As the number of unemployed veterans increases, the government has been looking for new ways to provide jobs to retired military personnel reintegrating into civilian life. With the Department of Defense transitioning their training programs to focus on conservation and energy efficiency, the growing solar industry provides a perfect opportunity for veterans to utilize their technical skills acquired over their years of service. Military veterans working in the field of solar technology continue to play a valuable role in protecting our country by moving us toward energy security.
According to The Solar Foundation’s “Veterans in Solar: Securing America’s Energy Future” report, there are more than 13,000 veterans working in solar, which is about 9.2 percent of the entire industry. Thirty nine percent work in solar panel installation in areas such as solar design and engineering, site assessment, and technical assistance. Another twenty seven percent are employed in the manufacturing sector, working as line supervisors, production and operations workers, and marketing staff. The remaining minority work in other areas of the industry including distribution and project development.
Trained veterans could be a key to solar PV’s growth over the next few decades and there are a number of programs aimed at including our country’s retired armed forces members in this expanding industry.
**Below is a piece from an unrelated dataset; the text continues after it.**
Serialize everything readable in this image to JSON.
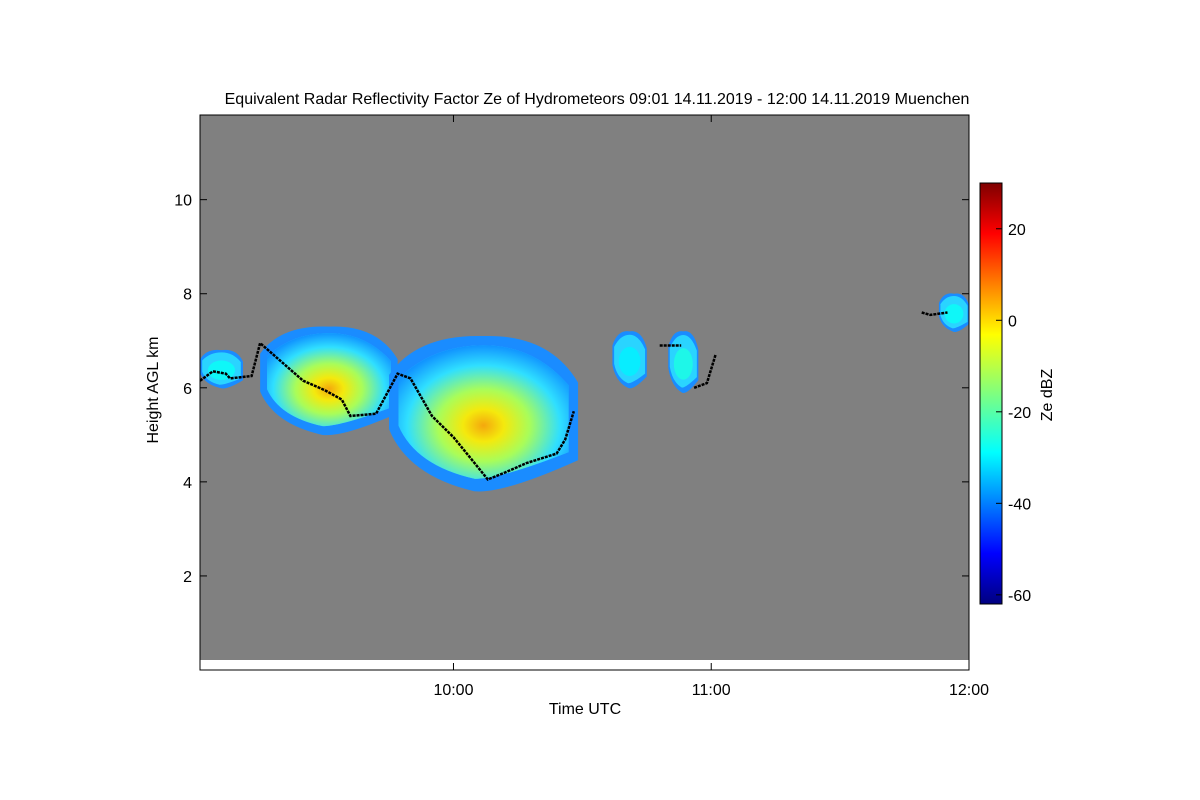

Solar Energy International (SEI), a leader in renewable energy education, has trained more than 30,000 people through its Solar Professionals Certification Program and provides assistance to interested veterans. With support from Veterans Green Jobs, SEI launched their Veterans and Active Duty Military Training Program in 2001, offering scholarships to retired and active duty military personnel who wish to receive certification in solar technology.
The SunShot Initiative’s Solar Instructor Training Network, which is expected to train 50,000 new solar installers by 2020, is also working to integrate veterans into the solar industry. In partnership with three U.S. military bases, SunShot-supported solar training institutions will train around ninety military personnel this fall. The pilot program, which was announced in September, is part of President Obama’s ongoing plan to advance renewable energy usage in the United States. The lessons learned from the successful completion of this program will provide a model for the Department of Energy to extend solar training to military bases across the country.
As defenders of our nation, most military personnel view climate change and reliance on fossil fuels as threats to national security. Veterans see a career in the solar industry as a way of combatting these threats and continuing service to their country. It’s a great fit because the skills developed through military experience are consistent with those valued in the solar industry such as leadership, teamwork, and critical thinking. However, crippled by high unemployment, many retired armed forces members are struggling to secure jobs upon returning home. Initiatives like those launched by SEI and SunShot have proven to be successful in transitioning veterans into the solar industry and provide an important service to those who risk their lives defending our nation.